Woman on the RunEveryone's fast-talking & smart-mouthed in this well-written script, Eleanor no less so than some of the men. Though the actors are second-string, they're good at what they do.

A good story & excellent b/w cinematography add to a darned good film. And if occasionally the film seems to waver too much into the love-story angle, it always finds its way back to dark suspense, with fascinating character actors at every turn of the plot. There are odd little touches throughout, like the lush (Joan Shawlee) at a counter worried about hats, or a door left open merely because a shopkeeper insisted it be closed.

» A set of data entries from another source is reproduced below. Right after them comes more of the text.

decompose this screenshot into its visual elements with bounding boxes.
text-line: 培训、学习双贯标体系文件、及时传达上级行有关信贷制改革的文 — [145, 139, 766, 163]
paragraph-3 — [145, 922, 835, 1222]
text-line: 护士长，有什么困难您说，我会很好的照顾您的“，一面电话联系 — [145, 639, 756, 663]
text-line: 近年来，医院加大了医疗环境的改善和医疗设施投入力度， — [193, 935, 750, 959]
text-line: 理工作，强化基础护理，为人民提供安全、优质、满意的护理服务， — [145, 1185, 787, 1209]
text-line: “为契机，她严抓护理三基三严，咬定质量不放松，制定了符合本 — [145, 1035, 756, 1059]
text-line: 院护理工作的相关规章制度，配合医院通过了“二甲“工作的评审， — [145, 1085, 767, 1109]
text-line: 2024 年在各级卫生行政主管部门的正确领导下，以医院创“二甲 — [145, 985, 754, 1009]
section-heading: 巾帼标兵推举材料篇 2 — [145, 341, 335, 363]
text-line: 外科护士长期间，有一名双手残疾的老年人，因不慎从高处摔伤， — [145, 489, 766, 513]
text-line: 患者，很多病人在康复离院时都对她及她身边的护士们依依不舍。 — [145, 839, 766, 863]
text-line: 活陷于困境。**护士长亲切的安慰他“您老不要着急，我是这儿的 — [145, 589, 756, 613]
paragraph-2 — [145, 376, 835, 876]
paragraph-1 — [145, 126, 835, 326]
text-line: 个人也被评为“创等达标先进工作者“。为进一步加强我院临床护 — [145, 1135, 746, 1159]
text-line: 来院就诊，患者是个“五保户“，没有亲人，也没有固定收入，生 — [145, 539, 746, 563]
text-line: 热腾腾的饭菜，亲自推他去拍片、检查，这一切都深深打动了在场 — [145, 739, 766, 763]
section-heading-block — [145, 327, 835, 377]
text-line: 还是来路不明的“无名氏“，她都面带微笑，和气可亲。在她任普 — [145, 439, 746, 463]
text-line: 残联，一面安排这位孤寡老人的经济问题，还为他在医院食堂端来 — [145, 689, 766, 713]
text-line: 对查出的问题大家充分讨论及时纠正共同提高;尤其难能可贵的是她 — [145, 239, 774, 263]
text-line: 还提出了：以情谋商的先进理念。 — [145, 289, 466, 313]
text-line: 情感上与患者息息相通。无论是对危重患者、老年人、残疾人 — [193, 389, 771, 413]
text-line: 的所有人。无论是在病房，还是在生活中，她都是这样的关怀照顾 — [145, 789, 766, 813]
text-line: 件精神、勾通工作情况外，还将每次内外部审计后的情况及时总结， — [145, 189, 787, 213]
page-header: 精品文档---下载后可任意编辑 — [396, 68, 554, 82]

Frank has been assisted by friends in Chinatown, a performing team Sam & Susie (Victor Sen Yung & Rako Sato). The murder of Susie, tossed from a high window of a Chinatown club, is a shocking moment.

The climax, which takes place at night at a bayside carnival & midway (San Francisco's version of New York's Coney Island, the long lamented Playland), is extremely colorful. The midway provides great opportunities for lighting effects, plus a roller coaster ride of sheer tragic terror, when at last Eleanor is sorry to have evaded Inspector Ferris (Robert Keith).

Suspenseful to the last minute, Woman on the Run deserves greater fame than it has achieved as a classic film noir.